International

Turkish parliament adopts Internet censorship bill

Measure also forces service providers to submit users’ activity records to officials on request, without notifying users

Members of Turkey's opposition Republican People's Party, CHP, demand a thorough investigation into allegations of corruption and bribery in the Erdogan government.
Burhan Ozbilici/AP

Turkey's parliament has adopted a new Internet bill roundly criticized as an assault by Prime Minister Recep Tayyip Erdogan on freedom of expression, access to information and investigative journalism. The measure was approved as Erdogan's government is in the midst of a sweeping corruption probe that has shaken his Cabinet.

After hours of debate, the measure was adopted late on Wednesday in parliament, where Erdogan's ruling Justice and Development Party (AKP) dominates with 319 of the 550 seats.

The bill permits a government agency, the Telecommunications Communications Presidency (TIB), to block access to websites without court authorization if they are deemed to violate privacy or to contain material seen as "insulting."

"There is no transparency. A group in TIB just makes the decisions," said Mustafa Akgul, head of the Internet Technology Association, an open Internet advocacy organization.

"We don't know how they make the decisions, how many bans they have, why they do it ... They don't have any checks and balances," he told Al Jazeera.

The legislation would also force Internet providers to keep records on Web users' activities for two years and make them available to authorities on request, without notifying the users.

The measures are part of a package of legislation, the rest of which is expected to be approved by parliament on Thursday and then signed into law by President Abdullah Gul.

Turkey already has strict Internet laws under which thousands of websites have been blocked, from news portals viewed as close to Kurdish militants to gay dating sites. More than 40,000 sites are blocked, according to Turkey's EngelliWeb.com, which tracks access restrictions.

Under the existing legislation signed in 2007, websites including the blogging tool Wordpress and video-sharing services DailyMotion and Vimeo have periodically been blocked by court orders, while YouTube was off limits for two years until 2010.

Some alternative news websites cannot be accessed, and people have been fined, jailed or given suspended sentences — like world-renowned pianist Fazil Say in 2013 — for tweets insulting religious values.

At the start of the debate on Wednesday, opposition lawmaker Hasan Oren went so far as to compare Erdogan to Hitler. "When you came to power, you talked of enhancing democracy in Turkey. Now you are trying to implement fascism," Oren said.

The European Commission also lashed out at the bill, saying it raised "serious concerns" in light of Turkey's candidacy for European Union membership.

"The Turkish public deserves more information and more transparency, not more restrictions," European Commission spokesman Peter Stano said Thursday. The law "needs to be revised in line with European standards," he told reporters.

The government has rejected accusations that the bill amounts to censorship, insisting it would protect privacy. Internet freedom activists, however, believe that their government designed the bill to rapidly silence its critics.

The proposals come amid parallel moves by Erdogan to push through contentious judicial reforms as he fights to keep the lid on a deeply damaging corruption and bribery probe entangling businessmen, several of his Cabinet members and ministers' sons.

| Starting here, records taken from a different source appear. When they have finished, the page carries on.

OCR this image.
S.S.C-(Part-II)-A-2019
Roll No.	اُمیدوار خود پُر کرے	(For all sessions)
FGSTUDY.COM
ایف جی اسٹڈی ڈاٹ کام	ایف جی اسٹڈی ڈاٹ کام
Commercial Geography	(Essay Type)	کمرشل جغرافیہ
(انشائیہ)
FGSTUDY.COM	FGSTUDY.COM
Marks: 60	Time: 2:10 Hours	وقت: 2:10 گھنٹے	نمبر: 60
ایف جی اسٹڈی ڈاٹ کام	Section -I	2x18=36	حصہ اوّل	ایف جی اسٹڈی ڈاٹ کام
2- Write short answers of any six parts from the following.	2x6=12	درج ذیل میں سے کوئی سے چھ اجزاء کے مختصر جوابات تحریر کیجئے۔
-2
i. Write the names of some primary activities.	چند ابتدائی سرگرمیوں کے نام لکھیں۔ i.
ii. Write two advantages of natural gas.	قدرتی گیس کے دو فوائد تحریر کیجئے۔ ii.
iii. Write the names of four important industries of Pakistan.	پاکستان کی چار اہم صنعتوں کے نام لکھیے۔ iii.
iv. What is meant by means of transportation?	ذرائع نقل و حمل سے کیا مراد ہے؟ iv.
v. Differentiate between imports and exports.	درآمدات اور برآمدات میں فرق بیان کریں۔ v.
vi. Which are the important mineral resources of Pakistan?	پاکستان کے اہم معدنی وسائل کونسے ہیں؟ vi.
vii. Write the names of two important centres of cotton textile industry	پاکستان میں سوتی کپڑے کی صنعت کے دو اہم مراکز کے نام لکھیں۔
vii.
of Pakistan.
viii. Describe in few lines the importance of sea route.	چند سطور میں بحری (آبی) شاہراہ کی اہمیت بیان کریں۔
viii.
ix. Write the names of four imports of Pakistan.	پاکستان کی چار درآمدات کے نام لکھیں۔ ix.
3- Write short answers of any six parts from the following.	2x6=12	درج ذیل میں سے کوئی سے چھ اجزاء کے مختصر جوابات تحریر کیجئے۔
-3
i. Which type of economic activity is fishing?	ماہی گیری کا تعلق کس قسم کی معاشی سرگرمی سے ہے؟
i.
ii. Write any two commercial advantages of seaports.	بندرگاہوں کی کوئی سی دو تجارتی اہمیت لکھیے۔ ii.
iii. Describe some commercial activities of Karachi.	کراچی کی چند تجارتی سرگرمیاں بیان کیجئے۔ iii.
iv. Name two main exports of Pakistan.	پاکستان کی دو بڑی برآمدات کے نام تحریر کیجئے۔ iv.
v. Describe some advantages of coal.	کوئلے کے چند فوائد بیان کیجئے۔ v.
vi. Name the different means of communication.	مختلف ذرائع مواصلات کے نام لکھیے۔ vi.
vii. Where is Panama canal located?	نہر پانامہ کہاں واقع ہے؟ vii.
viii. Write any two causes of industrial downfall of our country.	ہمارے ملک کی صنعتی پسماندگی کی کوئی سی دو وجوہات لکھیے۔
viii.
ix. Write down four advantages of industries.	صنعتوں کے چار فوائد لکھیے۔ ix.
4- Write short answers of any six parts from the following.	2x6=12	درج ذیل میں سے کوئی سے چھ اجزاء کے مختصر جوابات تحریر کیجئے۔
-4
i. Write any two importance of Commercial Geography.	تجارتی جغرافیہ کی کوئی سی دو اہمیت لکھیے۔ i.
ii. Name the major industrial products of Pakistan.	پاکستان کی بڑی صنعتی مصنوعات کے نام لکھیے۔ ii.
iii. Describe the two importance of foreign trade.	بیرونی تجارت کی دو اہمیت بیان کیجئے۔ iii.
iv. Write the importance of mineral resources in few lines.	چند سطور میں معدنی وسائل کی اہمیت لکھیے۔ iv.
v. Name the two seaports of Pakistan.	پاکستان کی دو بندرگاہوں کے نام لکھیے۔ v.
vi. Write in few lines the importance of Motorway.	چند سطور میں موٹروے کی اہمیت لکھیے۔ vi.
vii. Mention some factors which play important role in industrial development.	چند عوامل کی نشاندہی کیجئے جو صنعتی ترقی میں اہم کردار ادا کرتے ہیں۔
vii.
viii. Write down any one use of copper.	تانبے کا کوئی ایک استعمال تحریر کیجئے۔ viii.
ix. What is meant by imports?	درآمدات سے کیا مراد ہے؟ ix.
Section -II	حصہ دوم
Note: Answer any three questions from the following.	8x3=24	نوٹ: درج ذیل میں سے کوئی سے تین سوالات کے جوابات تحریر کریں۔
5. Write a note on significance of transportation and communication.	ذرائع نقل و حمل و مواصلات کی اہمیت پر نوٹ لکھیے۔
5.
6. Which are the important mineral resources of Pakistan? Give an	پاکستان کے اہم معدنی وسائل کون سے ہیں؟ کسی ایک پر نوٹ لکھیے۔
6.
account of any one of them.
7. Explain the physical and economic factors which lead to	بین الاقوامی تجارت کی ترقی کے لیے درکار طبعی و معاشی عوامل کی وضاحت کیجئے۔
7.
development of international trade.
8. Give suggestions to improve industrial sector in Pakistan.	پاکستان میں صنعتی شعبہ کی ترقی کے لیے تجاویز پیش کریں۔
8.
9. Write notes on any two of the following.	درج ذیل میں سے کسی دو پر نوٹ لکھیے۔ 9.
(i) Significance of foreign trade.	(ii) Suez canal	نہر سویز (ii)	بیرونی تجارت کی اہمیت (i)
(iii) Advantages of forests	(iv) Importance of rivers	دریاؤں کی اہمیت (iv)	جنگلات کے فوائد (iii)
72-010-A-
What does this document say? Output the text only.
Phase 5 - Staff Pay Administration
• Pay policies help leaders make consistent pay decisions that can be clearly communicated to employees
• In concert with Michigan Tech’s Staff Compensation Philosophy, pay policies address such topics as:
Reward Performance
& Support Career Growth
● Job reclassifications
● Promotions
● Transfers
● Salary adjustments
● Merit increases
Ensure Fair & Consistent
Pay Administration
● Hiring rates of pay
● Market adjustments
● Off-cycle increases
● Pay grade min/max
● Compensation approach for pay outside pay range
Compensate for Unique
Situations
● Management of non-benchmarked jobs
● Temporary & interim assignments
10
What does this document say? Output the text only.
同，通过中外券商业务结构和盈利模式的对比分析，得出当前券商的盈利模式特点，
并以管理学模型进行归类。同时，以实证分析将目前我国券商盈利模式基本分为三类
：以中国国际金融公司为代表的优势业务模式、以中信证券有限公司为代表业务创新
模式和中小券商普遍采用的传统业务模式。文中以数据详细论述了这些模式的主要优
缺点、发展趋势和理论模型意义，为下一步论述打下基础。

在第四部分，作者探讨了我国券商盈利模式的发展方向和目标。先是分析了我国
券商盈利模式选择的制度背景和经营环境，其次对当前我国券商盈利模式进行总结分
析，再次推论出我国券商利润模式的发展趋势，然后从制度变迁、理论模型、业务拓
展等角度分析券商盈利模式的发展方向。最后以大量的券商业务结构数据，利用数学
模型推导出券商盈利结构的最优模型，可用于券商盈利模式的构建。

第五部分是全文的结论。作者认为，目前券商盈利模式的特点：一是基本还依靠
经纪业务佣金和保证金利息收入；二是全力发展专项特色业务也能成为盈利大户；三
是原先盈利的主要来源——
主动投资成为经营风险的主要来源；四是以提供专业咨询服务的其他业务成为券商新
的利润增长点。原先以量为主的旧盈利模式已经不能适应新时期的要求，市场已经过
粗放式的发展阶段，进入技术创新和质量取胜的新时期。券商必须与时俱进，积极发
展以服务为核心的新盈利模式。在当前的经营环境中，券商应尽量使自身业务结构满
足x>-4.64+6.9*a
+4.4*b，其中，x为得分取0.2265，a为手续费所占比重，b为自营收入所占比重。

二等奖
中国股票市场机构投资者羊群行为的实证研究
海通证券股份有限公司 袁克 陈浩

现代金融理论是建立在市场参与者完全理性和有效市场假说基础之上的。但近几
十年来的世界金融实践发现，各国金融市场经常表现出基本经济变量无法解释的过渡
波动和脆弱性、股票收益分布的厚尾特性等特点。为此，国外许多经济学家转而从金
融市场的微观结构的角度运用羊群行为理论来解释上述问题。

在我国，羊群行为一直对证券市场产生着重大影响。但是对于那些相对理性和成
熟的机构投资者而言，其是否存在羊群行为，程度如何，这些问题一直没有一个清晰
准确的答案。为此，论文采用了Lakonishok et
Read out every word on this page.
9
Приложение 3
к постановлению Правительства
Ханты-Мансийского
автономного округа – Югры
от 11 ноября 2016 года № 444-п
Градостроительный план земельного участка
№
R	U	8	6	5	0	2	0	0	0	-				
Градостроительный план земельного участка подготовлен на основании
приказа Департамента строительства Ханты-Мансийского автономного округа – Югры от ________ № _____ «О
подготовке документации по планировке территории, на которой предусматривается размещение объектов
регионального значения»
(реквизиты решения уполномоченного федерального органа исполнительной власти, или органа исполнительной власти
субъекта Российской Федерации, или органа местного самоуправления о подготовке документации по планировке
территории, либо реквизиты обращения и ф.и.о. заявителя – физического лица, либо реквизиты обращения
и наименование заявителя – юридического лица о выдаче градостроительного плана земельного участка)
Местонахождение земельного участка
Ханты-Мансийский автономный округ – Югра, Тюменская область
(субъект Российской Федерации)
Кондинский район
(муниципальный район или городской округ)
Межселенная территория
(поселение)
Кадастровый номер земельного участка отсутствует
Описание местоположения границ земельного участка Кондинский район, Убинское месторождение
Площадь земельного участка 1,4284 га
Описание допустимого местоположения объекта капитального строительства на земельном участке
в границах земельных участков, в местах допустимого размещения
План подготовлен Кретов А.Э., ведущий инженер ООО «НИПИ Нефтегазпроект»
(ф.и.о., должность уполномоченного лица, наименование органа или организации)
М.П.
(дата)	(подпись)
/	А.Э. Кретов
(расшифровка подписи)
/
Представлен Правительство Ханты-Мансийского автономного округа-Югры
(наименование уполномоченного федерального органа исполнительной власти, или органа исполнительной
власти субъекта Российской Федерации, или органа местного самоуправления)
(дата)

Social media and video-sharing sites have been awash with alleged recordings of ministers, including Erdogan, and businessmen close to him, presented as evidence of wrongdoing.

Reporters Without Borders said the aim of the measures was "to reinforce cyber-censorship, government control of the Internet and surveillance."

The Committee to Protect Journalists called it a "slide into Internet authoritarianism" in a country that is "the leading jailer of journalists worldwide.”

Even Turkey's Industry and Business Association was critical, saying the proposals "conflict with the principles of checks and balances" and would increase censorship and deter investors.